Effect of SIP on LDH activity in MMP⁺ treated C6 cells. C6 cells were transfected with control-plasmid and SIP-plasmid for 2 hours prior to treatment with 500 μM MPP⁺ for 24 hours, then LDH was measured and the data were presented as fold of the control group. Data were displayed as mean ±SD. * P<0.05 versus control. ^# P<0.05 versus MMP⁺ treatment alone group. SIP – steroid receptor coactivator-interacting protein; MPP⁺ – 1-methyl-4-phenylpyridinium; LDH – lactate dehydrogenase; SD – standard deviation.

Figure 5

(A, B) Effect of SIP on TNF-α and IL-1β production in MMP⁺ treated C6 cells.

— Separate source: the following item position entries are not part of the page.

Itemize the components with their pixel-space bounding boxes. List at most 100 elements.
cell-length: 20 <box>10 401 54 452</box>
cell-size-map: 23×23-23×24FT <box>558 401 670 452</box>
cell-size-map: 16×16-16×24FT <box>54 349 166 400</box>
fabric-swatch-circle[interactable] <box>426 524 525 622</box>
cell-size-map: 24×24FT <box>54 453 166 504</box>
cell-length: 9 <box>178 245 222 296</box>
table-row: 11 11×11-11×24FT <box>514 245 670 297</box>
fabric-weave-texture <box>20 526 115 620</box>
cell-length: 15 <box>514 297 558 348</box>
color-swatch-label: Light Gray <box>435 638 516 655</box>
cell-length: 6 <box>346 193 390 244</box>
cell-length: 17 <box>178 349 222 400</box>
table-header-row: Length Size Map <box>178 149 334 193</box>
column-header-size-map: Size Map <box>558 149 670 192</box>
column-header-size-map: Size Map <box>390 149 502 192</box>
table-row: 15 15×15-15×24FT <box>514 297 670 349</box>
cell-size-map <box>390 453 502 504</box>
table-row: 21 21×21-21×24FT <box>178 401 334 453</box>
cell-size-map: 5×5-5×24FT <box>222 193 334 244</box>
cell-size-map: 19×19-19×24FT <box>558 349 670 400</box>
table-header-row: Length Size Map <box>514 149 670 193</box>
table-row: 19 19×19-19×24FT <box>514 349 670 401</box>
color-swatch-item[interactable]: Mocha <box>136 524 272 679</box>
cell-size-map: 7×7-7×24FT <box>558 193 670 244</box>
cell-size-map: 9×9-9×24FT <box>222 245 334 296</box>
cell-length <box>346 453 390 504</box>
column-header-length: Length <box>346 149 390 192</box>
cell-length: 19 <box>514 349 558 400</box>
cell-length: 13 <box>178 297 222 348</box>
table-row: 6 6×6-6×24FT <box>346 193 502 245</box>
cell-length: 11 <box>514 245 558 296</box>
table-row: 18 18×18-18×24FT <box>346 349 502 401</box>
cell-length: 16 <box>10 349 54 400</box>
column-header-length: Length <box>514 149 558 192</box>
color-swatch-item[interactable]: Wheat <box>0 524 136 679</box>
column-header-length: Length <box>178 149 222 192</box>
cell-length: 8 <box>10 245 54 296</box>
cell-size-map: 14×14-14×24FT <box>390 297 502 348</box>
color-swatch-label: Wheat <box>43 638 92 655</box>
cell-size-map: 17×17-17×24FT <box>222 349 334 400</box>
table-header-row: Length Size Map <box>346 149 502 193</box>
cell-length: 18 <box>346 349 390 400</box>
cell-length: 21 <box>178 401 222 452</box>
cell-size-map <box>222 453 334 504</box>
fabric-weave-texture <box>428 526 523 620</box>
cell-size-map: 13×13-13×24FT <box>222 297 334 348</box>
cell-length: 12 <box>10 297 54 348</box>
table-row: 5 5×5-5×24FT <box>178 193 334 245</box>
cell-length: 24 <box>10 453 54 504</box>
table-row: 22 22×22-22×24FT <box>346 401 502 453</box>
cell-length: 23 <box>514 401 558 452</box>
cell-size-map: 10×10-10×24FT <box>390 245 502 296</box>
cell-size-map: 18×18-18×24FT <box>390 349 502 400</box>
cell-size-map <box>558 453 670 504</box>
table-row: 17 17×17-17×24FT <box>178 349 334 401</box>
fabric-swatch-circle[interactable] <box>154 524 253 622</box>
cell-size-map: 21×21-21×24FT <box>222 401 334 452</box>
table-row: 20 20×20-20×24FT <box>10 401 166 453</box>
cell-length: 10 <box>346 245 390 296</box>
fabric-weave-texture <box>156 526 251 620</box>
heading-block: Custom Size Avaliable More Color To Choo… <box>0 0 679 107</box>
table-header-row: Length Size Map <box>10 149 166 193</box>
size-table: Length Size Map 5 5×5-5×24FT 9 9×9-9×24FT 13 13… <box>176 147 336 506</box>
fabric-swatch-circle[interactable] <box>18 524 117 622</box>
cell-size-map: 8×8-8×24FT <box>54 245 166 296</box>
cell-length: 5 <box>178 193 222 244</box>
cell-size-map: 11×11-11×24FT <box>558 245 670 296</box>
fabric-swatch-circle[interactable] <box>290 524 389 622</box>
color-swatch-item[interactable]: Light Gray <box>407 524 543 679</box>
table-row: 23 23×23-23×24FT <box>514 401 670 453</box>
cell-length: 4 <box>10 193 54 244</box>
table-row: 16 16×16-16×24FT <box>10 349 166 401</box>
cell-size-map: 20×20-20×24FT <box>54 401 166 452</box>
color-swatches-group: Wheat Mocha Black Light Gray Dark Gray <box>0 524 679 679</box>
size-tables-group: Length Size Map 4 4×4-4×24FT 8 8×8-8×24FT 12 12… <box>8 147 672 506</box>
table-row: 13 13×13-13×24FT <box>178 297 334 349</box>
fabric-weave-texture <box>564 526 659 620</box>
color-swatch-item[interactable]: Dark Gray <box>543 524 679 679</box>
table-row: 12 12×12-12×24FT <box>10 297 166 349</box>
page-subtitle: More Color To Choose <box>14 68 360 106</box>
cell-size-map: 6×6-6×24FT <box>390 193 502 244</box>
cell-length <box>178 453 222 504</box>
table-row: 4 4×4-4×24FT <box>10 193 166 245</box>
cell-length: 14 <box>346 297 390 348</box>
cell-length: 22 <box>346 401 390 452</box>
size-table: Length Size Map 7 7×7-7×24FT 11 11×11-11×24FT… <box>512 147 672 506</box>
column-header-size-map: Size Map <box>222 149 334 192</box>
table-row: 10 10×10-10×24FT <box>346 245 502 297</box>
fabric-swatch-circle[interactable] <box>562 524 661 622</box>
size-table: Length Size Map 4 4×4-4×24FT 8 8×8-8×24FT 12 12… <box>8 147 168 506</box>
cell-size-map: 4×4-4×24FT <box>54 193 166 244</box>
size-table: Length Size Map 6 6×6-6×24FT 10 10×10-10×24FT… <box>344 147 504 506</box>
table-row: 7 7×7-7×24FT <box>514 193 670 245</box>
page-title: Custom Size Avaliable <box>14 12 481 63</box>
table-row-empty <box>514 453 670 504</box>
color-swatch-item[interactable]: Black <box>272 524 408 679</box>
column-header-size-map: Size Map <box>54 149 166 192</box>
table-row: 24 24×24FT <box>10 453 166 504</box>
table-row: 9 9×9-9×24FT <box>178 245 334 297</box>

C6 cells were transfected with control-plasmid and SIP-plasmid for 2 hours prior to treatment with 500 μM MPP⁺ for 24 hours, then the level of TNF-α and IL-1β in the supernatants of C6 cells was detected using ELISA. Data were displayed as mean ±SD. ** P<0.01 versus control. ^## P<0.01 versus MMP⁺ treatment alone group. SIP – steroid receptor coactivator-interacting protein; TNF – tumor necrosis factor; IL – interleukin; MPP⁺ – 1-methyl-4-phenylpyridinium; ELISA – enzyme linked immunosorbent assay; SD – standard deviation.

Figure 6

(A, B) Effect of SIP on oxidative stress in MMP⁺ treated C6 cells. C6 cells were transfected with control-plasmid and SIP-plasmid for 2 hours prior to treatment with 500 μM MPP⁺ for 24 hours, then ROS generation and antioxidant enzymes SOD activity were determined respectively. Data were presented as fold of the control group. Data were displayed as mean ±SD. ** P<0.01 versus control. ^## P<0.01 versus MMP⁺ treatment alone group. SIP – steroid receptor coactivator-interacting protein; MPP⁺ – 1-methyl-4-phenylpyridinium; ROS – reactive oxygen species; SOD – superoxide dismutase; SD – standard deviation.

Figure 7

Effect of SIP on NF-κB pathway in MMP⁺ treated C6 cells. C6 cells were transfected with control-plasmid and SIP-plasmid for 2 hours prior to treatment with 500 μM MPP⁺ for 24 hours, then SIP protein (A) and mRNA (B) level was detected using qRT-PCR and western blotting, and p-p65 protein (A, C) level was measured using western blot assay. Data were displayed as mean ±SD. ** P<0.01 versus control. ^## P<0.01 versus MMP⁺ treatment alone group. SIP – steroid receptor coactivator-interacting protein; NF-κB – nuclear factor-κB; MPP⁺ – 1-methyl-4-phenylpyridinium; qRT-PCR – quantitative reverse transcription polymerase chain reaction; SD – standard deviation.